Suatu folklor tidak berhenti menjadi folklor apabila telah diterbitkan dalam bentuk cetakan atau rekaman. Suatu folklor akan tetap memiliki identitasnya selama diketahui bahwa ia berasal dari peredaran lisan. Ketentuan ini lebih-lebih berlaku apabila suatu bentuk folklor, cerita rakyat misalnya, yang telah diterbitkan itu hanya sekedar berupa transkripsi cerita rakyat yan diambil dari peredaran lisan. Permasalahan dapat timbul apabila suatu cerita rakyat telah diolah lebih lanjut, seperti Sangkuriang dari Jawa Barat, yang diolah oleh sastrawan Ajip Rosidi menjadi karangan kesusastraan yang berjudul Sangkuriang Kesiangan (1961) maka pertanyaannya adalah apakah ia termasuk folklor? Jawabannya adalah “ya” dan “bukan”, karena bentuk cerita Sangkuriang ini sudah mempunyai bentuk antara, yakni folklor (kesusastraan lisan) dan kesusastraan tulis. Akibatnya versi Ajip Rosidi ini dapat dijadikan objek penelitian seorang ahli folklor atau seorang ahli kesusastraan tulis.
B.     Sejarah Perkembangan Folklor
Seperti yang telah diternagkan, folklor merupakan sebagian kebudayaan, yang penyebarannya pada umumnya melalui tutur kata atau lisan, itulah sebabnya ada yang menyebutnya sebagai tradisi lisan (oral tradition).
Penggunaan islilah tradisi lisan untuk meggantikan istilah folklor tidak disetujui, karena istilah tradisi lisan, mempunyai arti yang sangat sempit. Tradisi lisan hanya mencakup cerita rakyat, teka-teki, peribahasa, nyanyian rakyat, sedangkan folklor mencakup lebih dari itu, seperti tarian rakyat dan arsitektur rakyat.
William John Thoms, orang yang pertama kali memperkenalkan istilah folklor ke dalam dunia ilmu pengetahuan, ia seorang ahli kebudayaan antik (antiquarian) Inggris. Thoms mengakui bahwa dialah yang menciptakan istilah folklore untuk sopan santun Inggris, takhayul, balada dan sebagainya dari masa lampau, yang sebelumnya disebut dengan istilah antiquities, popular antiquities, atau popular literature.
Para ahli folklor di dunia ada tiga macam, yakni:
1.      Ahli folklor humanitis (humanistic folklorist), yang berlatar belakang ilmu bahasa dan kesusastraan.

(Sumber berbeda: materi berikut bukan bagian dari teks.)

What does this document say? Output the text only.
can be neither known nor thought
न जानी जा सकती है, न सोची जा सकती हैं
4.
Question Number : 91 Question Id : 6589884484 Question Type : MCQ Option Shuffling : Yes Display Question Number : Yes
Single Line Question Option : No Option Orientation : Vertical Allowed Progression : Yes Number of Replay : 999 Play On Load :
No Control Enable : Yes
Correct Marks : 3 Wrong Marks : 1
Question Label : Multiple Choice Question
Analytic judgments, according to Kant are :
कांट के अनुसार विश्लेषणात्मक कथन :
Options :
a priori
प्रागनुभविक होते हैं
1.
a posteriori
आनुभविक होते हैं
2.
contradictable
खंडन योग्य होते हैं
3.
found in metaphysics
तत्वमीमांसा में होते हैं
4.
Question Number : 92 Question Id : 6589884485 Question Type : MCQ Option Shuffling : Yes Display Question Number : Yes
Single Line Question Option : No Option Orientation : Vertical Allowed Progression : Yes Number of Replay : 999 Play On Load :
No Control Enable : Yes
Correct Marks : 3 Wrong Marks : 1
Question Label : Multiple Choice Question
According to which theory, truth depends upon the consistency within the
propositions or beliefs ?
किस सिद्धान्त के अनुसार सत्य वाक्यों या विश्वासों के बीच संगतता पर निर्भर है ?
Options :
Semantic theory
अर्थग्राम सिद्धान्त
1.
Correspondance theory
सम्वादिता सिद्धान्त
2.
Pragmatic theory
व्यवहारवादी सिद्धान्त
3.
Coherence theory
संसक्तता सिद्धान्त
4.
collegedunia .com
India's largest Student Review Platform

2.      Ahli folklor antropologis (anthropological folklorist), yang berlatar belakang ilmu antropologi.
3.      Ahli folklor modern, yang berlatar belakang ilmu-ilmu interdisipliner.
        Sebagai akibat belum adanya kesatuan pendapat, maka tidak perlu merasa heran apabila masih ada negara-negara di dunia ini yang mempergunakan istilah lain untuk folklor. Di Prancis misalnya, istilah folklore dipergunakan di samping istilah tradision populair. Di Inggris dipergunakan folklore, sedangkan di negara-negara Eropa lainnya dipergunakan istilah volkskunde dan folk-liv (folk life). Walaupun istilah folklor sudah dikenal di Eropa Barat, namun artinya masih terbatas pada folklor lisan saja.


BAB II
PENELITIAN FOLKLOR DI INDONESIA
A.  Masa Dahulu
      Seperti yang telah dijelaskan di bagian pendahuluan, folklor sebagai satu disiplin, atau cabaang ilmu pengetahuan yang berdiri sendiri, belum lama dikembangkan perkembangannya di Indonesia. Namun bahan-bahan folklor Indonesia sudah lama dikumpulkan dan dipelajari sarjana-sarjana dari disiplin lainnya. Dalam tahun 1908 umpamanya, pemerintah kolonial Belanda telah mendirikan Panitia Kesusastraan Rakyat (Commissie voor de Volkslectuur), dengan maksud untuk mengumpulkan dan menerbitkan kesusastraan tradisional dan populer, yang banyak terdapat di Indonesia, namun sampai saat itu belum dapat diperoleh oleh umum.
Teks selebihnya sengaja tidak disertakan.